Contents
import warnings
warnings.filterwarnings('ignore')

Model generation (regressor)

After having classified pixels into cloud free and cloud covered, we need a regressor to predict cloud altitudes for cloud covered pixels. Regressor models that can be used for these tasks can be found in the scikit-learn documentation.

So let’s first read our merged data table again…

As we only want to predict cloud altitudes for cloudy pixels, we first clip our table to samples with cloudcover > 1:

data = data[data.cloudcover>1]

Again, we will validate the performance of the chosen model architecture by using a grouped KFold cross validation approach. Let’s first try a simple linear model. As we are dealing with a regression problem here, we have to change the score to a suitable metric. We choose the R² score here:

from sklearn.model_selection import cross_validate
from sklearn.model_selection import GroupKFold
from sklearn.linear_model import SGDRegressor

predictors = ["IR_016","IR_039","IR_087","IR_097","IR_108","IR_120","IR_134","VIS006","VIS008","WV_062","WV_073","dem"]
target     = "cloud_altitude"

result = cross_validate(SGDRegressor(), data[predictors], y=data[target], groups=data.icao, scoring="r2", cv=GroupKFold(), n_jobs=-1)

# Print average accuracy score
result["test_score"].mean()
-1.7919393465108474e+24

Well, that didn’t really work. Let’s try a RandomForestRegressor:

from sklearn.ensemble import RandomForestRegressor

predictors = ["IR_016","IR_039","IR_087","IR_097","IR_108","IR_120","IR_134","VIS006","VIS008","WV_062","WV_073","dem"]
target     = "cloud_altitude"

result = cross_validate(RandomForestRegressor(), data[predictors], y=data[target], groups=data.icao, scoring="r2", cv=GroupKFold(), n_jobs=-1)

# Print average accuracy score
result["test_score"].mean()
0.5075651931016422

Ok, that looks better. We get ~50% explained variance with a RandomForestRegressor.
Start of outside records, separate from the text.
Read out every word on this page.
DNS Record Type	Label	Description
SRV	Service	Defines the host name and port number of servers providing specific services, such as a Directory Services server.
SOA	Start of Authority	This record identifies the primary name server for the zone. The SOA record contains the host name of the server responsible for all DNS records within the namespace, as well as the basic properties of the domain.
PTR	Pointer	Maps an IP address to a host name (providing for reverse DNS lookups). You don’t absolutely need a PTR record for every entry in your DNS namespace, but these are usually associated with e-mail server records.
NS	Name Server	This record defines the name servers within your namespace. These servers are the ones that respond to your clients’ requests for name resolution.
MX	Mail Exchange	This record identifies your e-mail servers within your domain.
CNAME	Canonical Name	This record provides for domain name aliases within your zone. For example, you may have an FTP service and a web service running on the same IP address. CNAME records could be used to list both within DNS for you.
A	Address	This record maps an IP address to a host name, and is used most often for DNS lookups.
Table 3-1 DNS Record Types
So let’s train and save a model:

import joblib
model = RandomForestRegressor(n_estimators=100,n_jobs=-1)
model = model.fit(data[predictors], data[target])
joblib.dump(model,"regressor.model")
['regressor.model']

Task

Design and train an ML model suitable to predict cloud altitudes based on the provided MSG data. Don’t forget to enhance your model via hyperparameter tuning and feature selection.